Since then, the powerful collaborative efforts of NIPNLG, the ACLU, ACLU of Maryland, and CAIR Coalition have been part of the national effort to protect detained people from COVID-19, complementing the work of the advocates who played a key, parallel role in organizing the campaigns to shut down Maryland detention centers.
“Throughout this litigation, we have sought – and won – release of people from ICE detention who were especially vulnerable to Covid-19,” said Eunice Cho, senior staff attorney at the ACLU National Prison Project. “At the end of the day, there is no bigger relief than knowing that every ICE detention center in the state of Maryland will be closed, bringing this litigation to an end, and ensuring people will no longer be unnecessarily held in dangerous conditions.”
The lawsuit’s early victories of individual injunctions were instrumental in securing the release for not only the named plaintiffs but were persuasive in several other cases in Maryland, the Fourth Circuit, and nationwide. The litigation from these early victories was used for many other immigration cases across the country and prompted ICE to "voluntarily" release many more people.
“The situation for immigrants detained in Maryland would have been much worse during the pandemic without the tenacious efforts of the team in this case and the organizers on the ground who have advocated for the rights of immigrants detained in Maryland,” said Adina Appelbaum, Program Director of the Immigration Impact Lab at the Capital Area Immigrants’ Rights (CAIR) Coalition. “We are especially grateful to our co-counsel partner organizations that stood by immigrants detained in Maryland and provided national support and resources to fight for their release throughout the pandemic, during one of the darkest of times we have seen at CAIR Coalition to be detained.”
Not only were detained individuals directly released because of this case, but it also played a vital role in ensuring the government’s detention of immigrants during the pandemic was closely monitored by the U.S. District Court for the District of Maryland and supported the national effort to protect detained individuals during COVID-19.
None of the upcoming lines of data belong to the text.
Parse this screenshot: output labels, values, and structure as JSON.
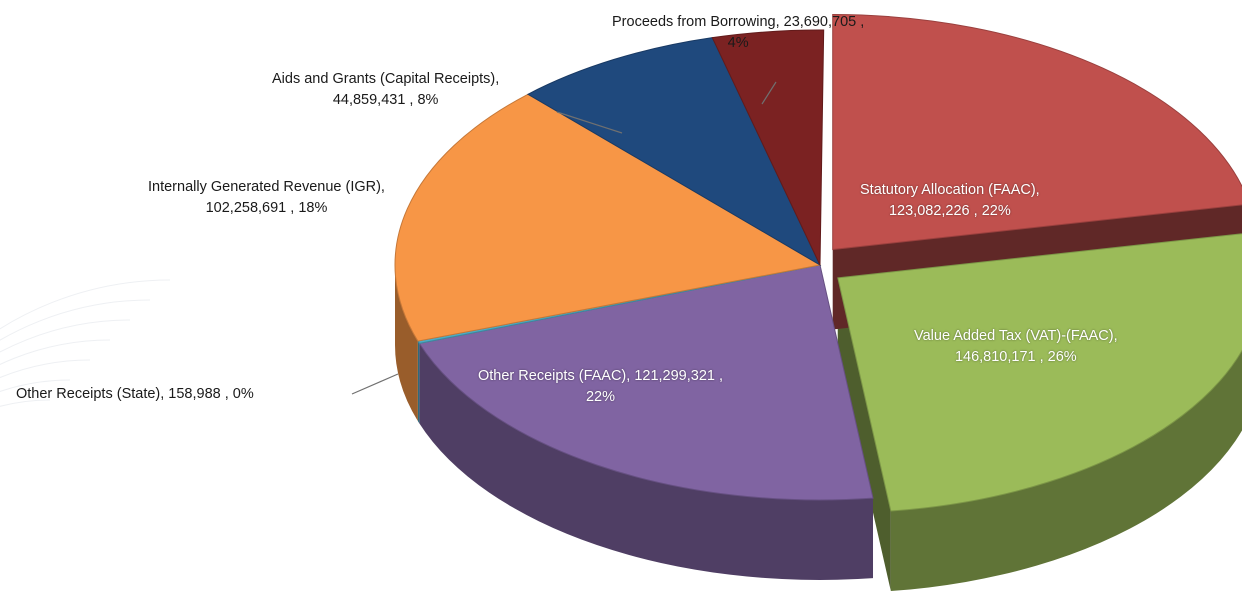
{
  "chart_data": {
    "type": "pie",
    "title": "",
    "slices": [
      {
        "category": "Statutory Allocation (FAAC)",
        "value": 123082226,
        "value_label": "123,082,226",
        "percent_label": "22%",
        "color": "#c0504d"
      },
      {
        "category": "Value Added Tax (VAT)-(FAAC)",
        "value": 146810171,
        "value_label": "146,810,171",
        "percent_label": "26%",
        "color": "#9bbb59"
      },
      {
        "category": "Other Receipts (FAAC)",
        "value": 121299321,
        "value_label": "121,299,321",
        "percent_label": "22%",
        "color": "#8064a2"
      },
      {
        "category": "Other Receipts (State)",
        "value": 158988,
        "value_label": "158,988",
        "percent_label": "0%",
        "color": "#4bacc6"
      },
      {
        "category": "Internally Generated Revenue (IGR)",
        "value": 102258691,
        "value_label": "102,258,691",
        "percent_label": "18%",
        "color": "#f79646"
      },
      {
        "category": "Aids and Grants (Capital Receipts)",
        "value": 44859431,
        "value_label": "44,859,431",
        "percent_label": "8%",
        "color": "#1f497d"
      },
      {
        "category": "Proceeds from  Borrowing",
        "value": 23690705,
        "value_label": "23,690,705",
        "percent_label": "4%",
        "color": "#7b2222"
      }
    ]
  },
  "labels": {
    "statutory": {
      "l1": "Statutory Allocation (FAAC),",
      "l2": "123,082,226 , 22%"
    },
    "vat": {
      "l1": "Value Added Tax (VAT)-(FAAC),",
      "l2": "146,810,171 , 26%"
    },
    "other_faac": {
      "l1": "Other Receipts (FAAC),  121,299,321 ,",
      "l2": "22%"
    },
    "other_state": {
      "l1": "Other Receipts (State),  158,988 , 0%"
    },
    "igr": {
      "l1": "Internally Generated Revenue (IGR),",
      "l2": "102,258,691 , 18%"
    },
    "aids": {
      "l1": "Aids and Grants (Capital Receipts),",
      "l2": "44,859,431 , 8%"
    },
    "borrowing": {
      "l1": "Proceeds from  Borrowing,  23,690,705 ,",
      "l2": "4%"
    }
  }
}
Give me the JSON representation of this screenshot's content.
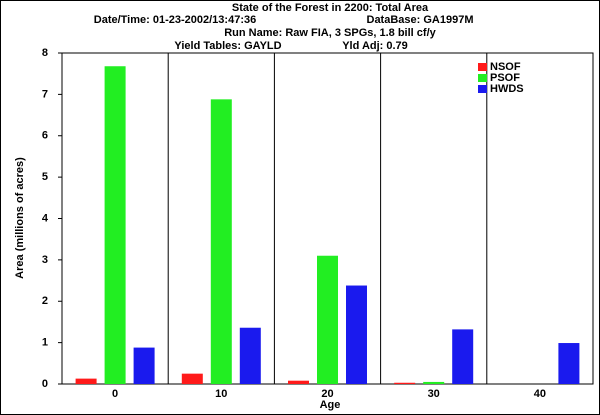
{
  "chart_data": {
    "type": "bar",
    "title": "State of the Forest in 2200: Total Area",
    "datetime": "Date/Time: 01-23-2002/13:47:36",
    "database": "DataBase: GA1997M",
    "run_name": "Run Name: Raw FIA, 3 SPGs, 1.8 bill cf/y",
    "yield_tables": "Yield Tables: GAYLD",
    "yld_adj": "Yld Adj: 0.79",
    "x_label": "Age",
    "y_label": "Area (millions of acres)",
    "categories": [
      "0",
      "10",
      "20",
      "30",
      "40"
    ],
    "series": [
      {
        "name": "NSOF",
        "color": "#ff1a1a",
        "values": [
          0.13,
          0.25,
          0.08,
          0.03,
          0
        ]
      },
      {
        "name": "PSOF",
        "color": "#22ee22",
        "values": [
          7.68,
          6.88,
          3.1,
          0.05,
          0
        ]
      },
      {
        "name": "HWDS",
        "color": "#1a1aee",
        "values": [
          0.88,
          1.36,
          2.38,
          1.32,
          0.99
        ]
      }
    ],
    "ylim": [
      0,
      8
    ],
    "yticks": [
      0,
      1,
      2,
      3,
      4,
      5,
      6,
      7,
      8
    ],
    "legend": "top-right"
  }
}
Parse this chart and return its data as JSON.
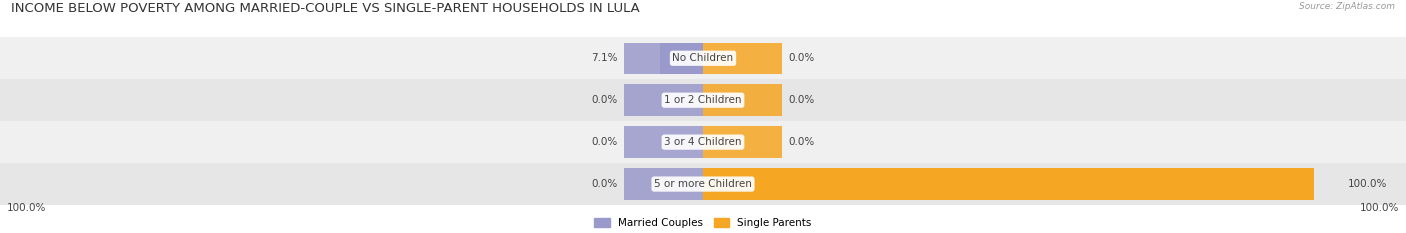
{
  "title": "INCOME BELOW POVERTY AMONG MARRIED-COUPLE VS SINGLE-PARENT HOUSEHOLDS IN LULA",
  "source": "Source: ZipAtlas.com",
  "categories": [
    "No Children",
    "1 or 2 Children",
    "3 or 4 Children",
    "5 or more Children"
  ],
  "married_values": [
    7.1,
    0.0,
    0.0,
    0.0
  ],
  "single_values": [
    0.0,
    0.0,
    0.0,
    100.0
  ],
  "married_color": "#9999cc",
  "single_color": "#f5a623",
  "label_color": "#444444",
  "title_color": "#333333",
  "title_fontsize": 9.5,
  "label_fontsize": 7.5,
  "value_fontsize": 7.5,
  "axis_label_left": "100.0%",
  "axis_label_right": "100.0%",
  "legend_labels": [
    "Married Couples",
    "Single Parents"
  ],
  "background_color": "#ffffff",
  "row_colors": [
    "#f0f0f0",
    "#e6e6e6",
    "#f0f0f0",
    "#e6e6e6"
  ]
}
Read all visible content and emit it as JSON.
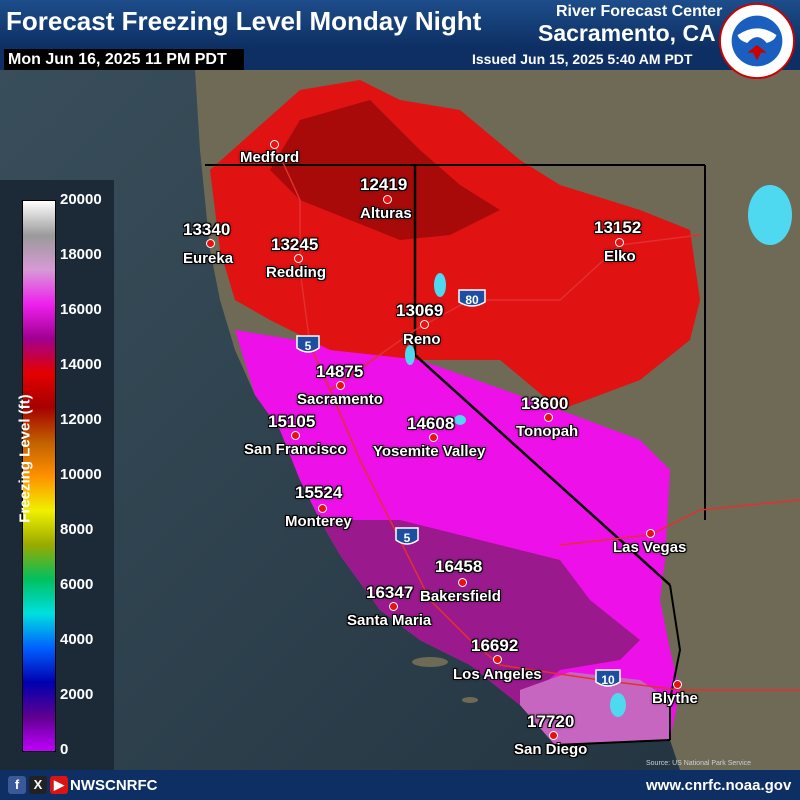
{
  "header": {
    "title": "Forecast Freezing Level Monday Night",
    "center_line1": "River Forecast Center",
    "center_line2": "Sacramento, CA",
    "valid_time": "Mon Jun 16, 2025 11 PM PDT",
    "issued": "Issued Jun 15, 2025 5:40 AM PDT",
    "logo_text": "NATIONAL WEATHER SERVICE"
  },
  "legend": {
    "title": "Freezing Level (ft)",
    "ticks": [
      "20000",
      "18000",
      "16000",
      "14000",
      "12000",
      "10000",
      "8000",
      "6000",
      "4000",
      "2000",
      "0"
    ],
    "colors": [
      "#ffffff",
      "#9a9a9a",
      "#d79ad6",
      "#ee20ee",
      "#a00090",
      "#e40000",
      "#a60000",
      "#c06000",
      "#ff9000",
      "#f0f000",
      "#9aaa00",
      "#00c060",
      "#00e0e0",
      "#0060ff",
      "#0000b0",
      "#600090",
      "#c000ff"
    ]
  },
  "cities": [
    {
      "name": "Medford",
      "value": ""
    },
    {
      "name": "Alturas",
      "value": "12419"
    },
    {
      "name": "Eureka",
      "value": "13340"
    },
    {
      "name": "Redding",
      "value": "13245"
    },
    {
      "name": "Elko",
      "value": "13152"
    },
    {
      "name": "Reno",
      "value": "13069"
    },
    {
      "name": "Sacramento",
      "value": "14875"
    },
    {
      "name": "San Francisco",
      "value": "15105"
    },
    {
      "name": "Yosemite Valley",
      "value": "14608"
    },
    {
      "name": "Tonopah",
      "value": "13600"
    },
    {
      "name": "Monterey",
      "value": "15524"
    },
    {
      "name": "Las Vegas",
      "value": ""
    },
    {
      "name": "Bakersfield",
      "value": "16458"
    },
    {
      "name": "Santa Maria",
      "value": "16347"
    },
    {
      "name": "Los Angeles",
      "value": "16692"
    },
    {
      "name": "Blythe",
      "value": ""
    },
    {
      "name": "San Diego",
      "value": "17720"
    }
  ],
  "interstates": [
    "5",
    "80",
    "5",
    "10"
  ],
  "source_note": "Source: US National Park Service",
  "footer": {
    "social_handle": "NWSCNRFC",
    "url": "www.cnrfc.noaa.gov",
    "icons": [
      "facebook-icon",
      "x-icon",
      "youtube-icon"
    ]
  }
}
“At a time when thousands of people were dying from COVID-19 with limited to no vaccine availability, the immigrants who brought this case were especially vulnerable to serious illness or death due to their underlying health conditions,” said Nick Taichi Steiner, Staff Attorney with the ACLU of Maryland. “We are so thankful for the monumental effort of the advocacy community to end immigration detention in Maryland, and the courageous people in this case, who helped fight for the welfare and dignity of all those held in inhumane conditions.”